Em 1700 foi instalada a Capitania do Ararobá e a Freguesia
de Santo Antônio do Ararobá, tendo como sede
o território da fazenda do Garcia, depois Sítio
Tapera, sede da capitania - e hoje cidade de Garanhuns -,
que foi adquirida através de compra pelo Tenente-coronel
Manoel Ferreira de Azevedo, esposo da senhora Simoa Gomes,
neta do sertanista Domingos Jorge Velho, que derrotou Zumbi
na guerra dos Palmares.
Em 1756, já viúva, Simoa Gomes ratificou, através
de escritura pública a doação de uma
quadra das terras desmembrada do Sítio do Garcia, em
benefício da Confraria das Almas, existente na matriz
da Freguesia de Santo Antônio de Garanhuns, então
Ararobá. Anos mais tarde, por volta de 1762, o povoado
de Ararobá passou a se chamar “Povoação
de Santo Antônio de Garanhuns”, esta passou a
categoria de Município, por Carta Régia, de
10 de março de 1811, instalado em 13 de dezembro de
1813, passando então a se chamar Vila de Santo Antônio
de Garanhuns.
Em 1878, em visita a Vila de Garanhuns, o deputado Provincial
Silvino Guilherme de Barros - o Barão de Nazaré
-, ficou encantado com as suas potencialidades, que ao retornar
a cidade do Recife apresentou na Assembléia Provincial,
um Projeto de Lei, elevando a Vila à categoria de cidade.
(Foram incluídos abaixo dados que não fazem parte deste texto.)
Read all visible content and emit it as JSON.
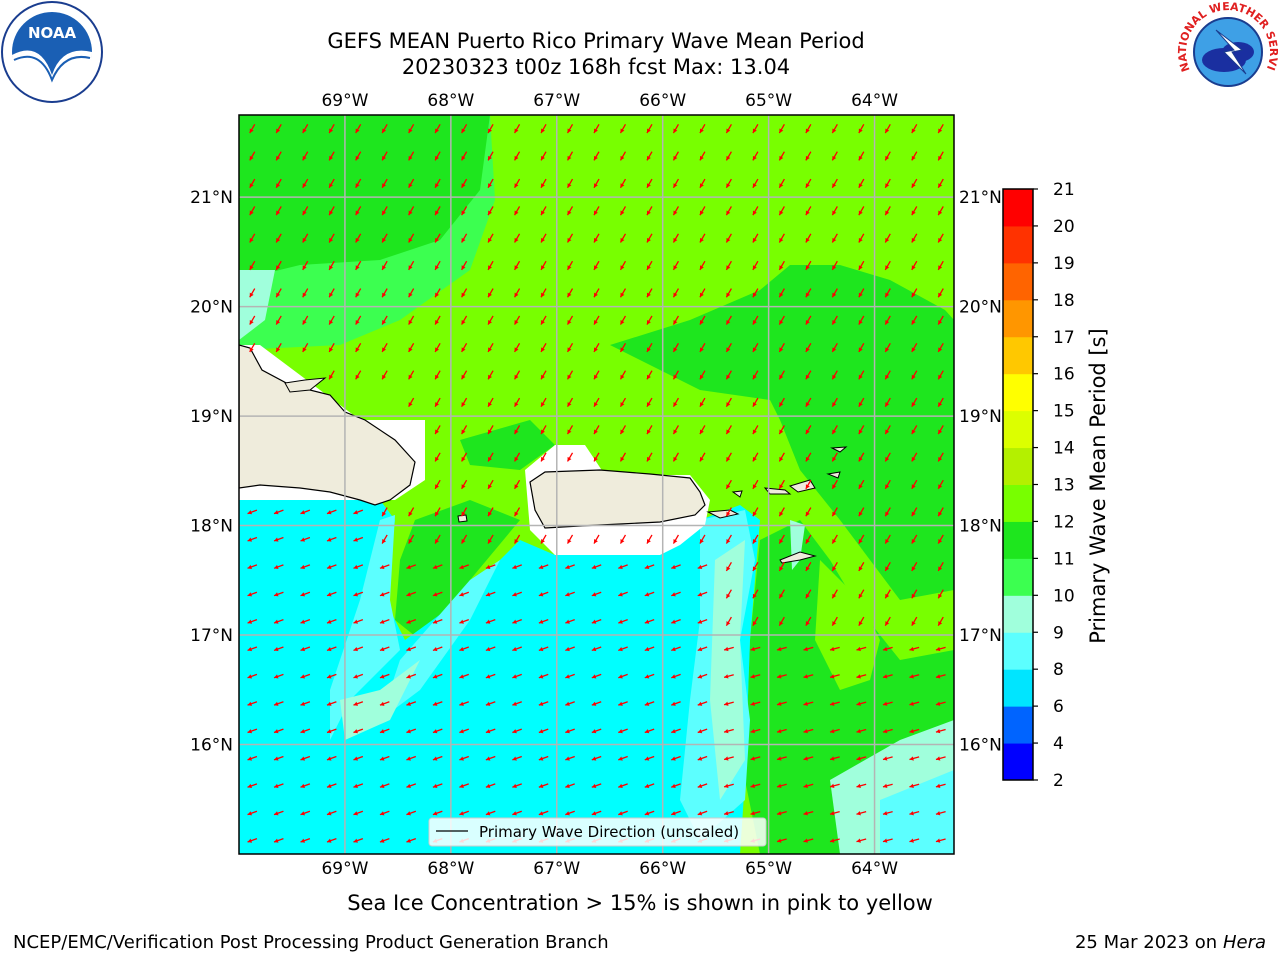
{
  "title": {
    "line1": "GEFS MEAN Puerto Rico Primary Wave Mean Period",
    "line2": "20230323 t00z 168h fcst   Max: 13.04"
  },
  "map": {
    "lon_range": [
      -70.0,
      -63.25
    ],
    "lat_range": [
      15.0,
      21.75
    ],
    "lon_ticks": [
      {
        "value": -69,
        "label": "69°W"
      },
      {
        "value": -68,
        "label": "68°W"
      },
      {
        "value": -67,
        "label": "67°W"
      },
      {
        "value": -66,
        "label": "66°W"
      },
      {
        "value": -65,
        "label": "65°W"
      },
      {
        "value": -64,
        "label": "64°W"
      }
    ],
    "lat_ticks": [
      {
        "value": 21,
        "label": "21°N"
      },
      {
        "value": 20,
        "label": "20°N"
      },
      {
        "value": 19,
        "label": "19°N"
      },
      {
        "value": 18,
        "label": "18°N"
      },
      {
        "value": 17,
        "label": "17°N"
      },
      {
        "value": 16,
        "label": "16°N"
      }
    ],
    "legend_label": "Primary Wave Direction (unscaled)",
    "legend_position": "bottom-center",
    "grid": true,
    "arrow_color": "#ff0000",
    "land_color": "#efecdc"
  },
  "colorbar": {
    "title": "Primary Wave Mean Period [s]",
    "levels": [
      "2",
      "4",
      "6",
      "8",
      "9",
      "10",
      "11",
      "12",
      "13",
      "14",
      "15",
      "16",
      "17",
      "18",
      "19",
      "20",
      "21"
    ],
    "colors": [
      "#0000ff",
      "#0064ff",
      "#00e5ff",
      "#5cffff",
      "#a0ffdc",
      "#3cff50",
      "#1ee61e",
      "#78ff00",
      "#b4f000",
      "#dcff00",
      "#ffff00",
      "#ffc800",
      "#ff9600",
      "#ff6400",
      "#ff3200",
      "#ff0000"
    ]
  },
  "caption": "Sea Ice Concentration > 15% is shown in pink to yellow",
  "footer": {
    "left": "NCEP/EMC/Verification Post Processing Product Generation Branch",
    "right_date": "25 Mar 2023 on",
    "right_host": "Hera"
  },
  "logos": {
    "noaa_text": "NOAA",
    "nws_text": "NATIONAL WEATHER SERVICE"
  }
}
Em 4 de fevereiro de 1879 foi sancionada a Lei nº 1309,
elevando a Vila de Garanhuns a categoria de cidade.
A partir de então, a jovem cidade foi se destacando
na agropecuária, com as culturas de hortaliças,
algodão, café, mamona e a pecuária leiteira
e de corte; e no comércio, segmentos que foram fortalecidos
com a inauguração da Estação Ferroviária,
em 28 de setembro de 1887. Décadas depois, a estação
foi transformada em um Centro Cultural, pelo então
prefeito Luiz Souto Dourado.
O primeiro governo autônomo de Garanhuns só veio
se instalar em 1892, sendo eleito como primeiro prefeito do
Município, o Major Antônio da Silva Souto. O
século XX foi marcado por períodos de profundas
crises, como em 1917, ano da histórica “Hecatombe
de Garanhuns”; além disso, a cidade viveu os
tempos em que a democracia foi corrompida pelo Estado Novo
de Getúlio Vargas. No entanto, o século também
foi marcado por avanços significativos, sobretudo na
educação, na política, na produção
agropecuária, no comércio, no turismo, na prestação
de serviços e no segmento de infra-estrutura, consolidando
Garanhuns, como uma das mais importantes cidades de Pernambuco.